Many oncologists focus solely on their patients’ physical needs, addressing each with a specific regimen related to the stage, grade, and severity of the case. But while managing the physical needs of a patient may lead to better health, isn’t a person more than their diagnosis and physical health? What about our spiritual and emotional needs?

When we are diagnosed with breast cancer, it’s normal for us to become introverted, reflective and contemplatice, especially when facing decisions about life and death. And while it’s comforting to know the physical body is being cared for, it’s important to realize we have other needs and they deserve attention too. Spiritual and emotional health count.

As a breast cancer survivor and person of faith, I believe faith has enhanced my breast cancer recovery, providing a powerful source of comfort. While going through surgery and radiation treatment, there were many times I endured extreme pain. Through those trying times, I turned to my faith. As I prayed and read my Bible, I gained new strength, experienced a more positive outlook on life, and found the hope I needed to survive.

Many cancer treatment facilities have begun to recognize the importance of a person’s spiritual wellbeing. With the addition of trained clergy and onsite chapels, patients are able to seek spiritual guidance while receiving medical care. As body, mind, and spirit are addressed in tandem, patients experience a more holistic approach to wellness.

What is it about adding a spiritual component to cancer care that can potentially have such a potent impact on patients well-being? The answer may begin with the term faith, which can encompass ideas like belief and trust, and which may pertain to strong convictions like a belief in God or other higher power. People facing serious illness might also choose to put their belief and trust in their healthcare team and their faith in the drugs and the procedures intended to help them, which can be equally empowering. In whichever way faith plays a part, it can be a compelling component in cancer care.

As a four-year survivor, I am a firm believer in the power of prayer and the importance of faith in healing. And while there are no tools to help us measure the power of prayer, I believe that my survival is an indicator that faith has worked for me. Without it, I don’t believe I could have successfully managed my post-cancer journey.

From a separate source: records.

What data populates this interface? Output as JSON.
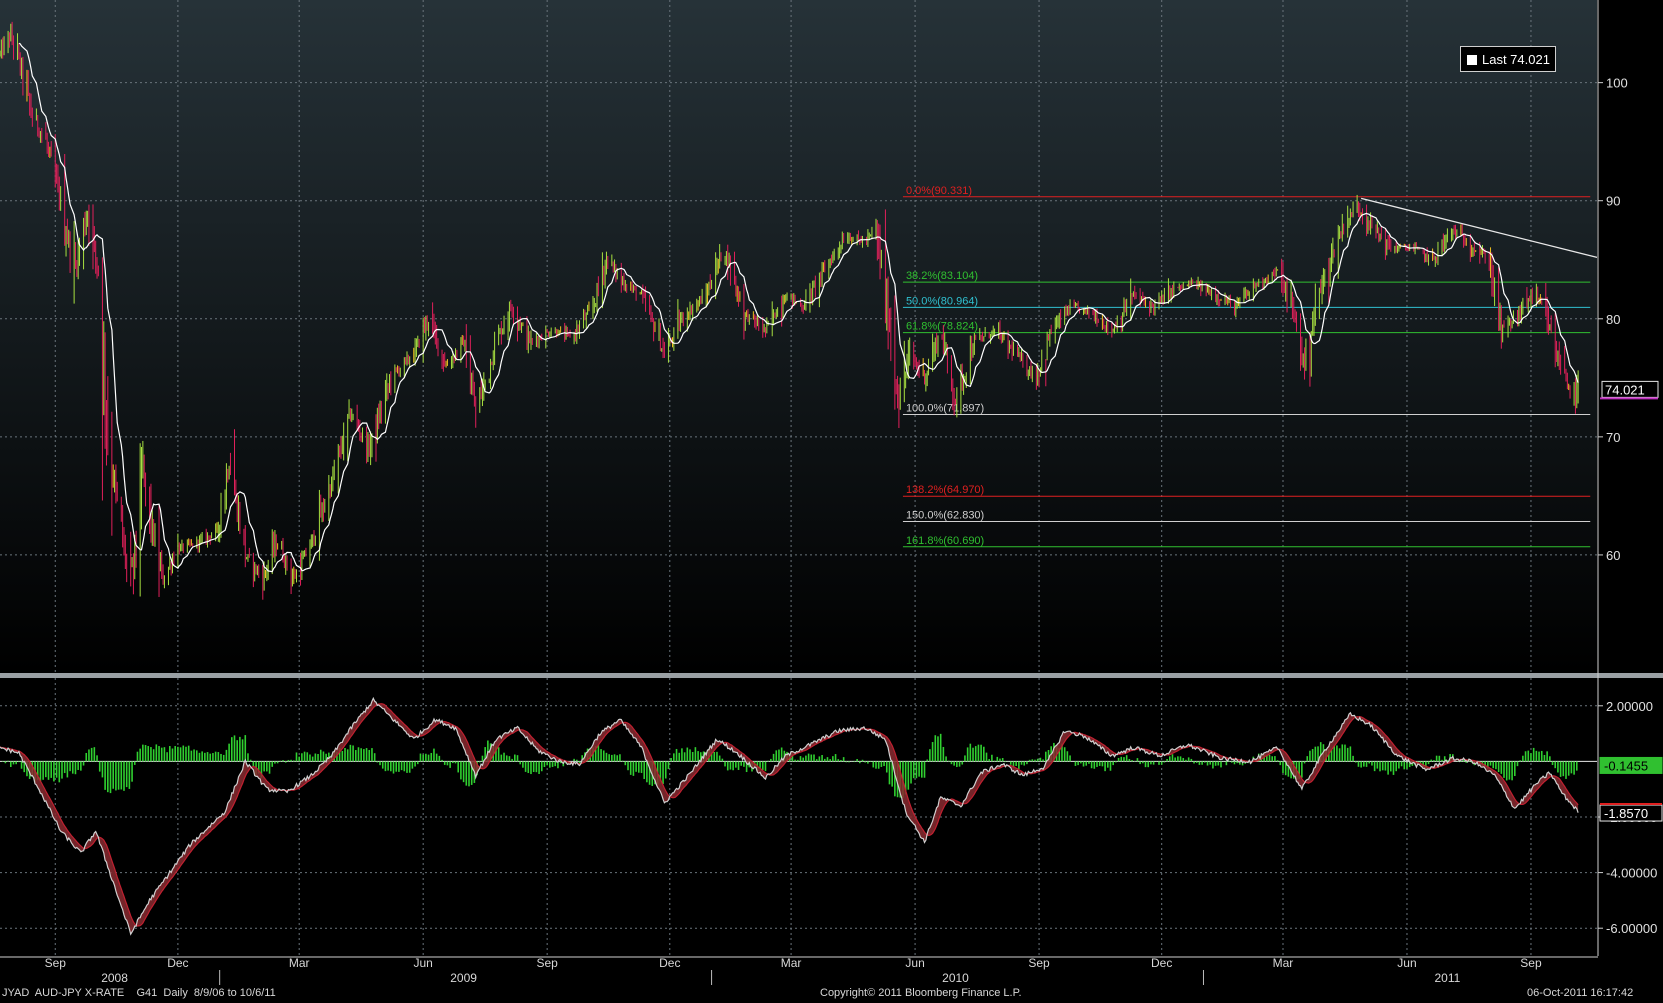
{
  "colors": {
    "background_top": "#263238",
    "background_bottom": "#000000",
    "grid": "#6a747c",
    "candle_up": "#a8e040",
    "candle_down": "#e0205a",
    "candle_neutral": "#f0c020",
    "moving_average": "#ffffff",
    "fib_red": "#e02020",
    "fib_green": "#30c030",
    "fib_cyan": "#30c0d0",
    "fib_white": "#d0d0d0",
    "macd_hist": "#30d030",
    "macd_line": "#d0d0d0",
    "signal_line": "#c02030",
    "label_magenta": "#c030c0"
  },
  "legend": {
    "label": "Last 74.021"
  },
  "footer": {
    "left": "JYAD  AUD-JPY X-RATE    G41  Daily  8/9/06 to 10/6/11",
    "center": "Copyright© 2011 Bloomberg Finance L.P.",
    "right": "06-Oct-2011 16:17:42"
  },
  "chart_data": [
    {
      "type": "candlestick",
      "title": "AUD-JPY X-RATE",
      "ylim": [
        50,
        107
      ],
      "y_ticks": [
        "60",
        "70",
        "80",
        "90",
        "100"
      ],
      "y_tick_values": [
        60,
        70,
        80,
        90,
        100
      ],
      "last_value_label": "74.021",
      "x_month_ticks": [
        "Sep",
        "Dec",
        "Mar",
        "Jun",
        "Sep",
        "Dec",
        "Mar",
        "Jun",
        "Sep",
        "Dec",
        "Mar",
        "Jun",
        "Sep"
      ],
      "x_month_dates": [
        "2008-09-01",
        "2008-12-01",
        "2009-03-01",
        "2009-06-01",
        "2009-09-01",
        "2009-12-01",
        "2010-03-01",
        "2010-06-01",
        "2010-09-01",
        "2010-12-01",
        "2011-03-01",
        "2011-06-01",
        "2011-09-01"
      ],
      "x_year_ticks": [
        "2008",
        "2009",
        "2010",
        "2011"
      ],
      "x_year_dates": [
        "2008-10-15",
        "2009-07-01",
        "2010-07-01",
        "2011-07-01"
      ],
      "x_range": [
        "2008-07-22",
        "2011-10-20"
      ],
      "price_path": [
        [
          "2008-07-22",
          102.5
        ],
        [
          "2008-07-30",
          104
        ],
        [
          "2008-08-07",
          101
        ],
        [
          "2008-08-15",
          97
        ],
        [
          "2008-08-25",
          95
        ],
        [
          "2008-09-05",
          90
        ],
        [
          "2008-09-15",
          84
        ],
        [
          "2008-09-25",
          89
        ],
        [
          "2008-10-03",
          84
        ],
        [
          "2008-10-10",
          70
        ],
        [
          "2008-10-20",
          62
        ],
        [
          "2008-10-27",
          57
        ],
        [
          "2008-11-05",
          67
        ],
        [
          "2008-11-12",
          62
        ],
        [
          "2008-11-20",
          58
        ],
        [
          "2008-12-01",
          60.5
        ],
        [
          "2008-12-15",
          61
        ],
        [
          "2008-12-30",
          62
        ],
        [
          "2009-01-08",
          68
        ],
        [
          "2009-01-20",
          60
        ],
        [
          "2009-02-02",
          58
        ],
        [
          "2009-02-12",
          61
        ],
        [
          "2009-02-25",
          58
        ],
        [
          "2009-03-10",
          61
        ],
        [
          "2009-03-25",
          66
        ],
        [
          "2009-04-08",
          72
        ],
        [
          "2009-04-22",
          69
        ],
        [
          "2009-05-08",
          75
        ],
        [
          "2009-05-25",
          77
        ],
        [
          "2009-06-05",
          80
        ],
        [
          "2009-06-18",
          76
        ],
        [
          "2009-07-01",
          78
        ],
        [
          "2009-07-10",
          72
        ],
        [
          "2009-07-25",
          78
        ],
        [
          "2009-08-05",
          81
        ],
        [
          "2009-08-20",
          78
        ],
        [
          "2009-09-05",
          79
        ],
        [
          "2009-09-20",
          78.5
        ],
        [
          "2009-10-05",
          81
        ],
        [
          "2009-10-15",
          85
        ],
        [
          "2009-10-28",
          83
        ],
        [
          "2009-11-10",
          82
        ],
        [
          "2009-11-27",
          77
        ],
        [
          "2009-12-10",
          80
        ],
        [
          "2009-12-28",
          82
        ],
        [
          "2010-01-10",
          86
        ],
        [
          "2010-01-25",
          80.5
        ],
        [
          "2010-02-10",
          79
        ],
        [
          "2010-02-25",
          82
        ],
        [
          "2010-03-10",
          81
        ],
        [
          "2010-03-25",
          84
        ],
        [
          "2010-04-10",
          87
        ],
        [
          "2010-04-25",
          86.5
        ],
        [
          "2010-05-03",
          87.5
        ],
        [
          "2010-05-10",
          82
        ],
        [
          "2010-05-20",
          73
        ],
        [
          "2010-05-28",
          77
        ],
        [
          "2010-06-08",
          75
        ],
        [
          "2010-06-20",
          79
        ],
        [
          "2010-07-01",
          73
        ],
        [
          "2010-07-15",
          78
        ],
        [
          "2010-07-30",
          79
        ],
        [
          "2010-08-15",
          77
        ],
        [
          "2010-08-30",
          75
        ],
        [
          "2010-09-10",
          79
        ],
        [
          "2010-09-25",
          81
        ],
        [
          "2010-10-10",
          80.5
        ],
        [
          "2010-10-25",
          79
        ],
        [
          "2010-11-10",
          82
        ],
        [
          "2010-11-25",
          81
        ],
        [
          "2010-12-10",
          82.5
        ],
        [
          "2010-12-25",
          83
        ],
        [
          "2011-01-10",
          82
        ],
        [
          "2011-01-25",
          81
        ],
        [
          "2011-02-10",
          83
        ],
        [
          "2011-02-25",
          84
        ],
        [
          "2011-03-10",
          80
        ],
        [
          "2011-03-17",
          76
        ],
        [
          "2011-03-25",
          81
        ],
        [
          "2011-04-05",
          85
        ],
        [
          "2011-04-15",
          88
        ],
        [
          "2011-04-25",
          89.5
        ],
        [
          "2011-05-05",
          88
        ],
        [
          "2011-05-20",
          86
        ],
        [
          "2011-06-05",
          86
        ],
        [
          "2011-06-20",
          85
        ],
        [
          "2011-07-05",
          87.5
        ],
        [
          "2011-07-20",
          86
        ],
        [
          "2011-08-01",
          85
        ],
        [
          "2011-08-10",
          79
        ],
        [
          "2011-08-20",
          80
        ],
        [
          "2011-09-01",
          82
        ],
        [
          "2011-09-10",
          81
        ],
        [
          "2011-09-20",
          77
        ],
        [
          "2011-10-04",
          73
        ],
        [
          "2011-10-06",
          74
        ]
      ],
      "fibonacci": [
        {
          "label": "0.0%(90.331)",
          "value": 90.331,
          "color": "#e02020"
        },
        {
          "label": "38.2%(83.104)",
          "value": 83.104,
          "color": "#30c030"
        },
        {
          "label": "50.0%(80.964)",
          "value": 80.964,
          "color": "#30c0d0"
        },
        {
          "label": "61.8%(78.824)",
          "value": 78.824,
          "color": "#30c030"
        },
        {
          "label": "100.0%(71.897)",
          "value": 71.897,
          "color": "#d0d0d0"
        },
        {
          "label": "138.2%(64.970)",
          "value": 64.97,
          "color": "#e02020"
        },
        {
          "label": "150.0%(62.830)",
          "value": 62.83,
          "color": "#d0d0d0"
        },
        {
          "label": "161.8%(60.690)",
          "value": 60.69,
          "color": "#30c030"
        }
      ],
      "fib_start": "2010-05-23",
      "fib_end": "2011-10-15",
      "trendline": [
        [
          "2011-04-28",
          90.2
        ],
        [
          "2011-10-20",
          85.2
        ]
      ]
    },
    {
      "type": "line",
      "ylim": [
        -7,
        3
      ],
      "y_ticks": [
        "-6.00000",
        "-4.00000",
        "-2.00000",
        "2.00000"
      ],
      "y_tick_values": [
        -6,
        -4,
        -2,
        2
      ],
      "value_labels": [
        "-0.1455",
        "-1.8570"
      ],
      "value_label_values": [
        -0.1455,
        -1.857
      ],
      "macd_path": [
        [
          "2008-07-22",
          0.5
        ],
        [
          "2008-08-05",
          0.3
        ],
        [
          "2008-08-20",
          -1
        ],
        [
          "2008-09-05",
          -2.5
        ],
        [
          "2008-09-20",
          -3.3
        ],
        [
          "2008-10-01",
          -2.5
        ],
        [
          "2008-10-15",
          -4.5
        ],
        [
          "2008-10-27",
          -6.2
        ],
        [
          "2008-11-10",
          -5
        ],
        [
          "2008-11-25",
          -4
        ],
        [
          "2008-12-10",
          -3
        ],
        [
          "2009-01-05",
          -1.8
        ],
        [
          "2009-01-20",
          0
        ],
        [
          "2009-02-05",
          -1
        ],
        [
          "2009-02-20",
          -1.1
        ],
        [
          "2009-03-10",
          -0.5
        ],
        [
          "2009-03-25",
          0.2
        ],
        [
          "2009-04-10",
          1.3
        ],
        [
          "2009-04-25",
          2.2
        ],
        [
          "2009-05-10",
          1.5
        ],
        [
          "2009-05-25",
          0.8
        ],
        [
          "2009-06-10",
          1.5
        ],
        [
          "2009-06-25",
          1.2
        ],
        [
          "2009-07-10",
          -0.5
        ],
        [
          "2009-07-25",
          0.8
        ],
        [
          "2009-08-10",
          1.2
        ],
        [
          "2009-08-25",
          0.4
        ],
        [
          "2009-09-10",
          0
        ],
        [
          "2009-09-25",
          -0.1
        ],
        [
          "2009-10-10",
          1
        ],
        [
          "2009-10-25",
          1.5
        ],
        [
          "2009-11-10",
          0.5
        ],
        [
          "2009-11-27",
          -1.5
        ],
        [
          "2009-12-15",
          -0.5
        ],
        [
          "2010-01-05",
          0.8
        ],
        [
          "2010-01-20",
          0.3
        ],
        [
          "2010-02-10",
          -0.6
        ],
        [
          "2010-02-25",
          0.2
        ],
        [
          "2010-03-15",
          0.6
        ],
        [
          "2010-04-05",
          1.1
        ],
        [
          "2010-04-25",
          1.2
        ],
        [
          "2010-05-10",
          0.8
        ],
        [
          "2010-05-25",
          -1.8
        ],
        [
          "2010-06-08",
          -2.9
        ],
        [
          "2010-06-20",
          -1.3
        ],
        [
          "2010-07-05",
          -1.6
        ],
        [
          "2010-07-20",
          -0.4
        ],
        [
          "2010-08-05",
          -0.1
        ],
        [
          "2010-08-20",
          -0.5
        ],
        [
          "2010-09-05",
          -0.2
        ],
        [
          "2010-09-20",
          1.1
        ],
        [
          "2010-10-05",
          0.9
        ],
        [
          "2010-10-25",
          0.2
        ],
        [
          "2010-11-10",
          0.5
        ],
        [
          "2010-11-30",
          0.2
        ],
        [
          "2010-12-20",
          0.6
        ],
        [
          "2011-01-15",
          0.1
        ],
        [
          "2011-02-05",
          0
        ],
        [
          "2011-02-25",
          0.5
        ],
        [
          "2011-03-15",
          -1
        ],
        [
          "2011-04-01",
          0.4
        ],
        [
          "2011-04-20",
          1.7
        ],
        [
          "2011-05-05",
          1.3
        ],
        [
          "2011-05-25",
          0.2
        ],
        [
          "2011-06-15",
          -0.3
        ],
        [
          "2011-07-05",
          0.1
        ],
        [
          "2011-07-20",
          0
        ],
        [
          "2011-08-05",
          -0.5
        ],
        [
          "2011-08-20",
          -1.7
        ],
        [
          "2011-09-05",
          -0.8
        ],
        [
          "2011-09-15",
          -0.4
        ],
        [
          "2011-09-25",
          -1.2
        ],
        [
          "2011-10-06",
          -1.8
        ]
      ],
      "signal_lag_days": 9
    }
  ]
}
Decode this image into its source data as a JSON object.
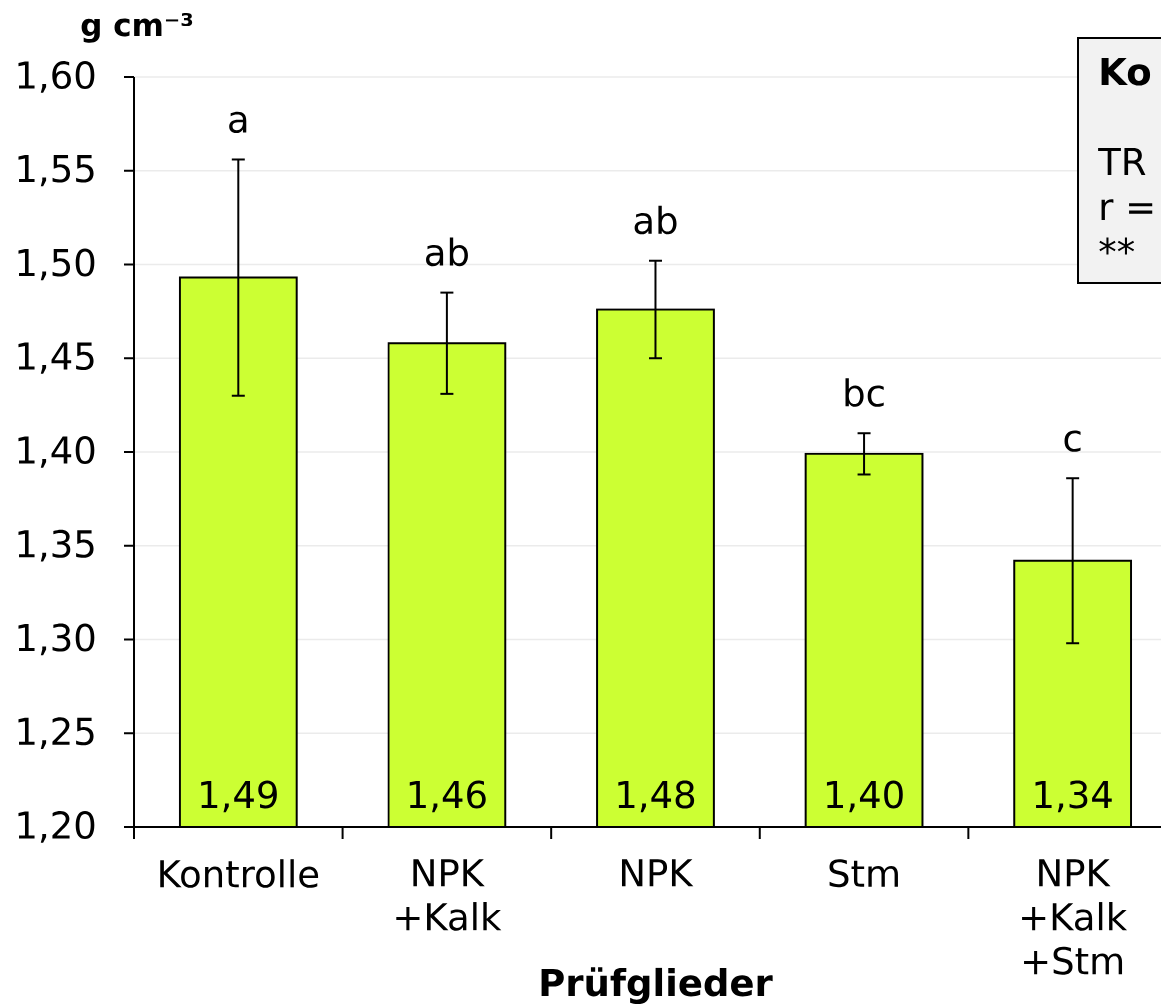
{
  "chart_data": {
    "type": "bar",
    "xlabel": "Prüfglieder",
    "ylabel": "g cm⁻³",
    "categories": [
      "Kontrolle",
      "NPK +Kalk",
      "NPK",
      "Stm",
      "NPK +Kalk +Stm"
    ],
    "values": [
      1.493,
      1.458,
      1.476,
      1.399,
      1.342
    ],
    "errors": [
      0.063,
      0.027,
      0.026,
      0.011,
      0.044
    ],
    "value_labels": [
      "1,49",
      "1,46",
      "1,48",
      "1,40",
      "1,34"
    ],
    "color": "#ccff33",
    "ylim": [
      1.2,
      1.6
    ],
    "yticks": [
      {
        "value": 1.2,
        "label": "1,20"
      },
      {
        "value": 1.25,
        "label": "1,25"
      },
      {
        "value": 1.3,
        "label": "1,30"
      },
      {
        "value": 1.35,
        "label": "1,35"
      },
      {
        "value": 1.4,
        "label": "1,40"
      },
      {
        "value": 1.45,
        "label": "1,45"
      },
      {
        "value": 1.5,
        "label": "1,50"
      },
      {
        "value": 1.55,
        "label": "1,55"
      },
      {
        "value": 1.6,
        "label": "1,60"
      }
    ],
    "grid": "y",
    "annotations": [
      "a",
      "ab",
      "ab",
      "bc",
      "c",
      "Ko",
      "TR",
      "r =",
      "**"
    ]
  }
}
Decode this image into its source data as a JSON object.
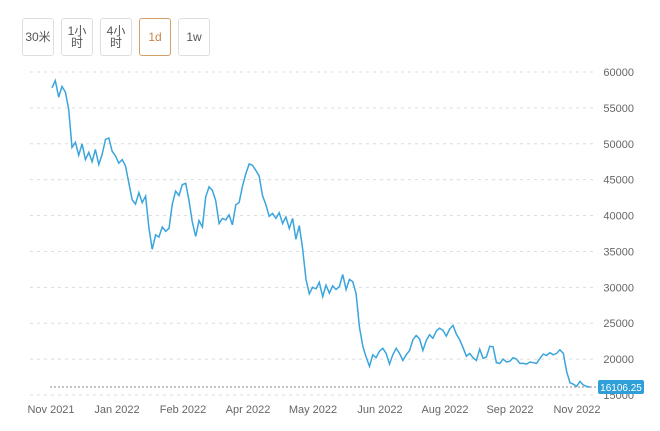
{
  "toolbar": {
    "tabs": [
      {
        "label": "30米",
        "active": false
      },
      {
        "label": "1小时",
        "active": false
      },
      {
        "label": "4小时",
        "active": false
      },
      {
        "label": "1d",
        "active": true
      },
      {
        "label": "1w",
        "active": false
      }
    ]
  },
  "colors": {
    "line": "#3aa5dc",
    "active_tab": "#c8864a",
    "price_tag_bg": "#2e9fd8",
    "last_price_line": "#888888"
  },
  "chart_data": {
    "type": "line",
    "title": "",
    "xlabel": "",
    "ylabel": "",
    "ylim": [
      15000,
      60000
    ],
    "y_ticks": [
      60000,
      55000,
      50000,
      45000,
      40000,
      35000,
      30000,
      25000,
      20000,
      15000
    ],
    "x_ticks": [
      "Nov 2021",
      "Jan 2022",
      "Feb 2022",
      "Apr 2022",
      "May 2022",
      "Jun 2022",
      "Aug 2022",
      "Sep 2022",
      "Nov 2022"
    ],
    "last_price": "16106.25",
    "grid": true,
    "series": [
      {
        "values": [
          57800,
          58800,
          56500,
          58000,
          57200,
          54800,
          49500,
          50200,
          48400,
          50000,
          47800,
          48800,
          47500,
          49200,
          47100,
          48500,
          50600,
          50800,
          49000,
          48300,
          47300,
          47800,
          46900,
          44500,
          42200,
          41600,
          43200,
          41800,
          42700,
          38300,
          35300,
          37300,
          37000,
          38400,
          37800,
          38200,
          41600,
          43400,
          42800,
          44300,
          44500,
          42100,
          39100,
          37100,
          39300,
          38400,
          42600,
          44000,
          43500,
          42100,
          38900,
          39600,
          39400,
          40100,
          38700,
          41500,
          41800,
          44100,
          45800,
          47200,
          47000,
          46300,
          45500,
          42800,
          41500,
          39900,
          40300,
          39600,
          40400,
          38900,
          39800,
          38200,
          39600,
          36700,
          38600,
          35400,
          31100,
          29100,
          30000,
          29800,
          30700,
          28700,
          30300,
          29200,
          30200,
          29700,
          30100,
          31800,
          29700,
          31100,
          30800,
          29100,
          24500,
          21800,
          20300,
          19000,
          20600,
          20200,
          21100,
          21500,
          20800,
          19300,
          20600,
          21500,
          20800,
          19800,
          20600,
          21200,
          22700,
          23300,
          22800,
          21200,
          22600,
          23400,
          22900,
          23900,
          24300,
          24000,
          23200,
          24200,
          24700,
          23500,
          22700,
          21600,
          20400,
          20800,
          20200,
          19800,
          21400,
          20100,
          20300,
          21800,
          21700,
          19500,
          19400,
          20000,
          19600,
          19700,
          20200,
          20000,
          19400,
          19400,
          19300,
          19600,
          19500,
          19400,
          20100,
          20700,
          20500,
          20900,
          20600,
          20800,
          21300,
          20800,
          18300,
          16700,
          16500,
          16200,
          16900,
          16400,
          16200,
          16100
        ]
      }
    ]
  }
}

My personal opinion is that patients should be allowed to receive resources for optimal healthcare, including addressing their spiritual needs. Faith should be one of the building blocks upon which a successful recovery is built, if not the very foundation upon which it rests.

I have no bitterness nor do I blame God. I don’t feel the need to ask “why me?” I am grateful for the love, support and especially the prayers of friends, family, church family and colleagues. It’s been humbling and sustaining. Sometimes, I feel a little guilty that I am included with those who’ve had a worse experience with cancer. Still, I am grateful for my outcome and pray for those who have not been as fortunate.

If one thing resonates above the many stated benefits and goals of spiritual care for cancer patients and their families, it is that faith-based care gives all involved a solid and enduring strength to carry them through their cancer journey.